Carefully and quietly, the Lebanese authorities are trying to take advantage of turmoil in Syria and distance themselves from the Iranian-Syrian axis. The latest sign of this was a speech given by Lebanese President Michel Suleiman on Tuesday, in Peru of all places.

Suleiman, the Maronite Christian ex-general has always been one of the most careful Lebanese politicians, treading a fine line between the various factions and doing nothing to anger the Syrians or Hezbollah. At a conference of Lebanese expatriates living in Latin America, he said yesterday that the National Dialogue Committee that he chairs is planning a defense strategy "that places the arms of the resistance under the Army’s command in case of an Israeli aggression on Lebanese soil only, and not for any other domestic or foreign reason.”

"The resistance" in Lebanese political-talk means Hezbollah and "the arms" are not just any machine guns but the tens of thousands of Iranian and Syrian-supplied missiles that Hezbollah has targeted towards Israel. What Suleiman was saying in his veiled and cautious way, is that should a regional conflict break out between Israel and Iran and its proxies, the Lebanese government would try and prevent the Hezbollah missiles based on its soil from being used against Israel, hopefully preventing the ensuing destruction of Israeli retaliation.

How realistic is it that in case of war, Lebanon's fractious political structure and weak army could prevent Iran and Hezbollah firing from Lebanese territory? At present not very, as Hezbollah is still much more powerful and essentially controls large parts of the Lebanese Army. Suleiman's "national defense strategy" does not go very far as it is – he is not backing the demand of the "March 14" opposition to disarm Hezbollah.

So Suleiman, with the backing of some of the other parties, is not willing to face Hezbollah head-on but is trying to mark out a clear position whereby Lebanon is not to be used once again as Iran's launching-pad.

He tried to emphasize that two weeks ago when he summoned Iran's ambassador to Lebanon to demand an explanation for comments made by the Iranian Revolutionary Guard commander, Mohammad Ali Jaafari , that his officers were active in both Syria and Lebanon.  The ambassador naturally denied this.

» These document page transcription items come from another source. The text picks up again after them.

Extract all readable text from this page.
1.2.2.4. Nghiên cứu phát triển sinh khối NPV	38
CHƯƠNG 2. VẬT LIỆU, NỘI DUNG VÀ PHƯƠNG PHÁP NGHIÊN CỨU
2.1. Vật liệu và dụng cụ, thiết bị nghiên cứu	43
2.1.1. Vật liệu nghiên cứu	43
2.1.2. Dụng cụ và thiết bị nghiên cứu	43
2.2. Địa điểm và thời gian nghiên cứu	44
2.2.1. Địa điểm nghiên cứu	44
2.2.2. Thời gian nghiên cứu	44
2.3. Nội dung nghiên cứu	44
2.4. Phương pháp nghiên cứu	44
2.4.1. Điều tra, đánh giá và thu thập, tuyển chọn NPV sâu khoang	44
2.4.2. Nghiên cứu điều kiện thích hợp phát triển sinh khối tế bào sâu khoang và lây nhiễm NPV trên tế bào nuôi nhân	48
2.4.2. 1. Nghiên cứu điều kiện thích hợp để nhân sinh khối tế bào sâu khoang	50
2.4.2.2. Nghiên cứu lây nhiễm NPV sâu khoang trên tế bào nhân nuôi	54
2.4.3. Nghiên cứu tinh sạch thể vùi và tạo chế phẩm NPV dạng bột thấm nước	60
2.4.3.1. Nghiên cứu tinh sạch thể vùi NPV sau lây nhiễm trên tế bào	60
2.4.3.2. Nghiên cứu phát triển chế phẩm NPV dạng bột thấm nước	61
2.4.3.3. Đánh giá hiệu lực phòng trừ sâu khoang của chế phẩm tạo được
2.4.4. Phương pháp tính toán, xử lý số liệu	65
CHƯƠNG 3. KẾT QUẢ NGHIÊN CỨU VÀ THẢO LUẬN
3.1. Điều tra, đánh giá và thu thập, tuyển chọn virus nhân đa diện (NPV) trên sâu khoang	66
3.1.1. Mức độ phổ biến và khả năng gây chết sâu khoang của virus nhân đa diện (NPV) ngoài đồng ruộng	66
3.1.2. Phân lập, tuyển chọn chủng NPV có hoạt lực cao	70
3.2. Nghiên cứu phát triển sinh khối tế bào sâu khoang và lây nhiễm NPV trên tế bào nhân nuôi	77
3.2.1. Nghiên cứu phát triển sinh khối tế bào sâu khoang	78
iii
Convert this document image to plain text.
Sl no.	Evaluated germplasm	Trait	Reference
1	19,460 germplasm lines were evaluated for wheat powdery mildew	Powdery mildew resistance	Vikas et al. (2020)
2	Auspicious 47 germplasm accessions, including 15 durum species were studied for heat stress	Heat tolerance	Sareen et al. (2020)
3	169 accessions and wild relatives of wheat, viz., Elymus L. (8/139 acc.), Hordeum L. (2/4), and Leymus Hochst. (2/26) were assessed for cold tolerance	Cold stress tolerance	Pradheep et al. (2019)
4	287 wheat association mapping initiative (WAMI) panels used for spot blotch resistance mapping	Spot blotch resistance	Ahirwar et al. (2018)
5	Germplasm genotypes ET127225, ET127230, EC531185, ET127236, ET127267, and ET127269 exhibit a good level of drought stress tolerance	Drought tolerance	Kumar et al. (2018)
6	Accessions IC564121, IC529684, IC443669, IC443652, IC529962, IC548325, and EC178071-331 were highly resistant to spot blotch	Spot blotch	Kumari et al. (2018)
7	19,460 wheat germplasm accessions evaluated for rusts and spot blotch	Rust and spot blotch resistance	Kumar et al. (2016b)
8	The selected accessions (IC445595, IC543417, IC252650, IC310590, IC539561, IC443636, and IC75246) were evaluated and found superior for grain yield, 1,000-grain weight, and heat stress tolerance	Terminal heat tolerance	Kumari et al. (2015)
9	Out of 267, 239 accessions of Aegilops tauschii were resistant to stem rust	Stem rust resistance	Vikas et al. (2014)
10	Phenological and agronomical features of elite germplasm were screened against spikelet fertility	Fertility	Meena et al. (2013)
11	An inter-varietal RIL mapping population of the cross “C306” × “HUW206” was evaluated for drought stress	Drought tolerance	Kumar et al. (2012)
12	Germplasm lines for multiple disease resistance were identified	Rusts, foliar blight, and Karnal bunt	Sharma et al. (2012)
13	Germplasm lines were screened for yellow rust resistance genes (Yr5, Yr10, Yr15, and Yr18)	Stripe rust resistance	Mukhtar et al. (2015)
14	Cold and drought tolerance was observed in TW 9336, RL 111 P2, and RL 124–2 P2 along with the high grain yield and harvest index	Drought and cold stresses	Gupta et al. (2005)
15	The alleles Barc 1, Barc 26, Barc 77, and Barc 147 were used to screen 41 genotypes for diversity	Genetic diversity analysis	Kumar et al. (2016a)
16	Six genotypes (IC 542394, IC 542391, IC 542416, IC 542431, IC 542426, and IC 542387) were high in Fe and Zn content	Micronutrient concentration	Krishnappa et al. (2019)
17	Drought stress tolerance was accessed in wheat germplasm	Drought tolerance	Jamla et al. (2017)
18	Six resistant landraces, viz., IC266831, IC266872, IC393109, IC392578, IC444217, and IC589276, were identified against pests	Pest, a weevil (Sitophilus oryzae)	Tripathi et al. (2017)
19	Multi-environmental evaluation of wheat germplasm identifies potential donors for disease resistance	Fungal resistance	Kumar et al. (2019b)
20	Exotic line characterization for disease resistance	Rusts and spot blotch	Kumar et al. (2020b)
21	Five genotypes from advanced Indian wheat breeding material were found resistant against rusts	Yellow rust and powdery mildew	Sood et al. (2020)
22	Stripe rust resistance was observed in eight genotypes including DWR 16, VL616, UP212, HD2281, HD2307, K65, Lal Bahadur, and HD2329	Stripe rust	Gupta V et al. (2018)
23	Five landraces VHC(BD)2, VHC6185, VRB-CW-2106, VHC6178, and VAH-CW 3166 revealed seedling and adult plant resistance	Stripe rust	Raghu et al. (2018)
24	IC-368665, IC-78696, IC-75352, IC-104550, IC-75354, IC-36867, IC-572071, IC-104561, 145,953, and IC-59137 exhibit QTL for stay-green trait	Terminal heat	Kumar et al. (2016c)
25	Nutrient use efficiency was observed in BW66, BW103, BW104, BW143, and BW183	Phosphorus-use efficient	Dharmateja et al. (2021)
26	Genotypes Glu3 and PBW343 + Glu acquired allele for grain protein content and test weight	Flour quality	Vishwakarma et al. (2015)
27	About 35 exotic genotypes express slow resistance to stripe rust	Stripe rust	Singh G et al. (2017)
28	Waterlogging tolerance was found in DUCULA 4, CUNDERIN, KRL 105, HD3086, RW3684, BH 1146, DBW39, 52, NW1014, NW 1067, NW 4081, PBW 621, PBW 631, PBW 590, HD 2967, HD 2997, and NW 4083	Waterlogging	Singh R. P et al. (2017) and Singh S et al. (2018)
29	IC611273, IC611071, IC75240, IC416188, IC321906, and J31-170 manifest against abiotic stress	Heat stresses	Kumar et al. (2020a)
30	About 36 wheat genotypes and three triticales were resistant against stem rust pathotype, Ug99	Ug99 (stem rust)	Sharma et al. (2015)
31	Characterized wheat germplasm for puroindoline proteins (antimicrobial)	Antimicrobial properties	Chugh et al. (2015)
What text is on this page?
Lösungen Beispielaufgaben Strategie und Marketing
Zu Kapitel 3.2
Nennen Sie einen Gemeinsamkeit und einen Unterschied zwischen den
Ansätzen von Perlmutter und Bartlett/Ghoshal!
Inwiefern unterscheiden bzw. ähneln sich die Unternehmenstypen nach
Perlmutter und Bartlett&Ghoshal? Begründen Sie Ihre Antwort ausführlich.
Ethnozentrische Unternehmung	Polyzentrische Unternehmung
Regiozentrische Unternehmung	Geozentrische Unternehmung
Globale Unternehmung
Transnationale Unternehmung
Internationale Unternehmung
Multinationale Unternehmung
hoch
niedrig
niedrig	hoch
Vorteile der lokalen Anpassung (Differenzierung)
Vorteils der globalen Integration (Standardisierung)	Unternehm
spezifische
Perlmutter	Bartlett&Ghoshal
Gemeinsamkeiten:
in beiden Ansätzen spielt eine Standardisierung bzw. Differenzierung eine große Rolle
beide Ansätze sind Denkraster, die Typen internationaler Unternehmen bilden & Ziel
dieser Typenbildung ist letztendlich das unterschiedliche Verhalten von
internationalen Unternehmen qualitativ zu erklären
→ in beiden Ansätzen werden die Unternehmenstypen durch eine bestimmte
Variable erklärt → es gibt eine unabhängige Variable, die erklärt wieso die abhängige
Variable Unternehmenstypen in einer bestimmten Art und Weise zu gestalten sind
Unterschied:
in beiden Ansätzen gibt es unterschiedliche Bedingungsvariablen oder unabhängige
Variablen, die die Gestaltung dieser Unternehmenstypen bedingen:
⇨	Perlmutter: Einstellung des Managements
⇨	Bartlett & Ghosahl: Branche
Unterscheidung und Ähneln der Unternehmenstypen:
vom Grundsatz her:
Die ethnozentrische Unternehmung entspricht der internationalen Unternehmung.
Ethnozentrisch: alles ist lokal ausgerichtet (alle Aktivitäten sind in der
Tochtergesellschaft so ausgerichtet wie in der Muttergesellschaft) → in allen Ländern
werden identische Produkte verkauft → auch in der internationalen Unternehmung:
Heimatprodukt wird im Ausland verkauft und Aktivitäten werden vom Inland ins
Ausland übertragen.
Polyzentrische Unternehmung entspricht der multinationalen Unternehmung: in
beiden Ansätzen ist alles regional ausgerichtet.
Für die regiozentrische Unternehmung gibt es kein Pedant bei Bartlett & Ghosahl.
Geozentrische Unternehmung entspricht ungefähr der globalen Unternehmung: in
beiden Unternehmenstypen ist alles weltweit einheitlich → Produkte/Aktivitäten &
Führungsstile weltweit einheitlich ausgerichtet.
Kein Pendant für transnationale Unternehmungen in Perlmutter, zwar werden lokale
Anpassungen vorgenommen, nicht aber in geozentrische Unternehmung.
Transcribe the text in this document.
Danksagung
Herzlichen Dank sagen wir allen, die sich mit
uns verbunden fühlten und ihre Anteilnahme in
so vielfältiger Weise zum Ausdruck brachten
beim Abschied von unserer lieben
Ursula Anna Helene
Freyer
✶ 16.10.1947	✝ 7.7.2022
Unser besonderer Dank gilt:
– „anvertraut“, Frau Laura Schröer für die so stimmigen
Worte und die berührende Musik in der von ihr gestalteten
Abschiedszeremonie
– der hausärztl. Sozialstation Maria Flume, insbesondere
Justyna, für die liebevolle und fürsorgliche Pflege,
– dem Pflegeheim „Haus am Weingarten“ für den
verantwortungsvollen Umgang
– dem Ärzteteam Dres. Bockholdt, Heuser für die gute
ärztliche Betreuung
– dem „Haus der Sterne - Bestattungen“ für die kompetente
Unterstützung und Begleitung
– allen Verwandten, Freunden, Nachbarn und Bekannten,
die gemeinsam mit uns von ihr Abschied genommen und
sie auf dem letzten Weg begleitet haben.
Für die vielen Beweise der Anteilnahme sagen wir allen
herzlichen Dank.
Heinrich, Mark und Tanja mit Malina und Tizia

Of course, this is all a farce. Both men know perfectly well, as does Israeli intelligence, that officers of the Revolutionary Guard's Qods Force are fully integrated in Hezbollah's command structure and have been for years, but the urge to maintain an appearance of independence could be a preliminary to more concrete acts of separation.

As President Bashar Assad's grip on power in Syria weakens, Iran and Hezbollah will be ever more determined to make sure Lebanon does not also escape from their grasp. The visit of Iranian National Security Council Secretary, Saeed Jalili to Beirut two months ago, where he pointedly said that Iran “respect[s[ Lebanon because of its resistance and the prominent role it plays with regards to the region’s security and stability" underlined that determination.

Suleiman, in his understated way also signaled in his speech that the regional balance may be changing, and that Hezbollah's predominance is no longer guaranteed.